Wandlung
Von dem, was uns in jungen Jahren band,
An Wunsch und Wert in menschlichem Gestalten,
Wie wenig hielt den tötlichen Gewalten
Im letzten Prüfen unsrer Seele stand:
Wie vieles, was wir früher kaum gesehn,
Ist heute nah mit ungeheurem Wirken:
Wir nähern uns den heiligen Bezirken,
Vor denen scheu wir nun in Ehrfurcht stehn.
Wie Gold und edle Steine sich im Sand
Verborgen halten, bis der Sand verweht,
Und ihr Gewicht allein im Sturm besteht,
So hebt sich nun aus allem lauten Tand
Das Unvergängliche. Das Ich wird still,
Wenn Es in ihm schon leise beten will.
Dem Ende zu
Die Stimmen, die von aussen uns erreichen,
Sind schrill und heiser. Geiferndes Erschrecken
Verrät der Hinkende. Die andern recken
Mit hohlem Schrei die toten Siegeszeichen.
Das Ende wittern selbst erprobte Toren.
Doch kann der Krieg nicht enden dieses Mal,
Bis kein Gefreiter mehr, kein General
Behaupten darf, er wäre nicht verloren...
Was half es, dass der wägende Verstand
Die Rechnung führte bis zum letzten Schluss.
Der Wahn begreift nur, was er fühlen muss!
Der Wahn allein war Herr in diesem Land.
In Leichenfeldern schliesst sein stolzer Lauf
Und Elend, unermessbar, steigt herauf.
Zeit
Ich träume viel bei Nacht und viel bei Tag.

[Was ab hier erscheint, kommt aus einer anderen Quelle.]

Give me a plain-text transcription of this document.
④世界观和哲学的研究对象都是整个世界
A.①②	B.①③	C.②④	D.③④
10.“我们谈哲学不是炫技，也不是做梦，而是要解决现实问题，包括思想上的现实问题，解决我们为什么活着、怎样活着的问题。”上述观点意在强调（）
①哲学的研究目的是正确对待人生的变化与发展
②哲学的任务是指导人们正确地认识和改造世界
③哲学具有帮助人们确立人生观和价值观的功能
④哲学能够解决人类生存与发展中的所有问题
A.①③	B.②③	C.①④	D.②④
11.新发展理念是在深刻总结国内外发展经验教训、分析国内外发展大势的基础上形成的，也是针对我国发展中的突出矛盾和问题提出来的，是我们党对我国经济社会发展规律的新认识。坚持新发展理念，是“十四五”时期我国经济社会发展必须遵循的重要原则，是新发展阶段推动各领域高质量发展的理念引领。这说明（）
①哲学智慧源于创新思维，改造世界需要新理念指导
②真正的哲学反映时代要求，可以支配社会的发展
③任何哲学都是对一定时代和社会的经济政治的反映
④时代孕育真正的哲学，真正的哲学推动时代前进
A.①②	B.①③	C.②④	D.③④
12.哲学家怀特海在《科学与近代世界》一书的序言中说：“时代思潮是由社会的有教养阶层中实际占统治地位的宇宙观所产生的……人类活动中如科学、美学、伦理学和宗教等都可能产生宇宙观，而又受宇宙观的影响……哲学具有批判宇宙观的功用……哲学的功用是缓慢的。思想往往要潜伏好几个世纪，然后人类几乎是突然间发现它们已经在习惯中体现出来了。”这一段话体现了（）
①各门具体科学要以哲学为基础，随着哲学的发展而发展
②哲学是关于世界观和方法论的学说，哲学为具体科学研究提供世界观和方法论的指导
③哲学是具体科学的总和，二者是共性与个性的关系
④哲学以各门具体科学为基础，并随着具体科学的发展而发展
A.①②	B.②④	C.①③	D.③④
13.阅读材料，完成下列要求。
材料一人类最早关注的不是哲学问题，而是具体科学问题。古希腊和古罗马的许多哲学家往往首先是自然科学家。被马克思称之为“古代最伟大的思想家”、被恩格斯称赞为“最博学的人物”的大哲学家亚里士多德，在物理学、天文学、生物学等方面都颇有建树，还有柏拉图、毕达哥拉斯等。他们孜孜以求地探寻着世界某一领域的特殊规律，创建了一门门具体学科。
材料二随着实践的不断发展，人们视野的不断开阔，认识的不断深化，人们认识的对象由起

Die Zeit ist ohne Wert. Ich kann vergessen,
Der Stunde wie der Woche Gang zu messen,
Wenn ich mich nicht auf sie besinnen mag.
Doch wittern auch die Träume wohl die Zeit —
Erwach ich dann vom Dienstgeklirr der Schlüssel,
Vom Mittagsruf nach meiner Suppenschüssel,
Und raffe mich, zum Täglichen bereit:
Dann weiss ich, aus dem Träumen aufgestört,
Wie einer fühlt in seinen letzten Stunden,
Der, an ein ruderloses Boot gebunden,
Den Fall des Niagara tosen hört.
Die Wasser schlagen an des Bootes Rand.
Sie strömen rasch. Gebunden — ist die Hand.
Albrecht Haushofer, geboren am 7. Januar 1903 in München; wurde am 23. April 1945 in Berlin von der SS ermordet. Er war Geograph, Diplomat und Schriftsteller, und trotz inneren Missbehagens stieg er im Auswärtigen Amt auf, wurde aber später geschasst.
Sein Bruder Heinz Haushofer fand in der Manteltasche des Toten mehrere beschriebene Blatt Papier mit 80 Sonetten, Diese wurden 1946 unter dem Titel „Moabiter Sonette“ veröffentlicht.
Albrecht Haushofer war einer, der sein Gewissen erst spät entdeckte. Aber er ist dem Ruf dieser Stimme schließlich gefolgt. Bis in den Tod:
„Ich klage mich in meinem Herzen an: / Ich habe mein Gewissen lang betrogen, / ich hab mich selbst und andere belogen – / ich kannte früh des Jammers ganze Bahn – / ich hab gewarnt – nicht hart genug und klar! / Und heute weiß ich, was ich schuldig war …“
Das Foto zeigt den Einband der Ausgabe der Moabiter Sonette von 1946.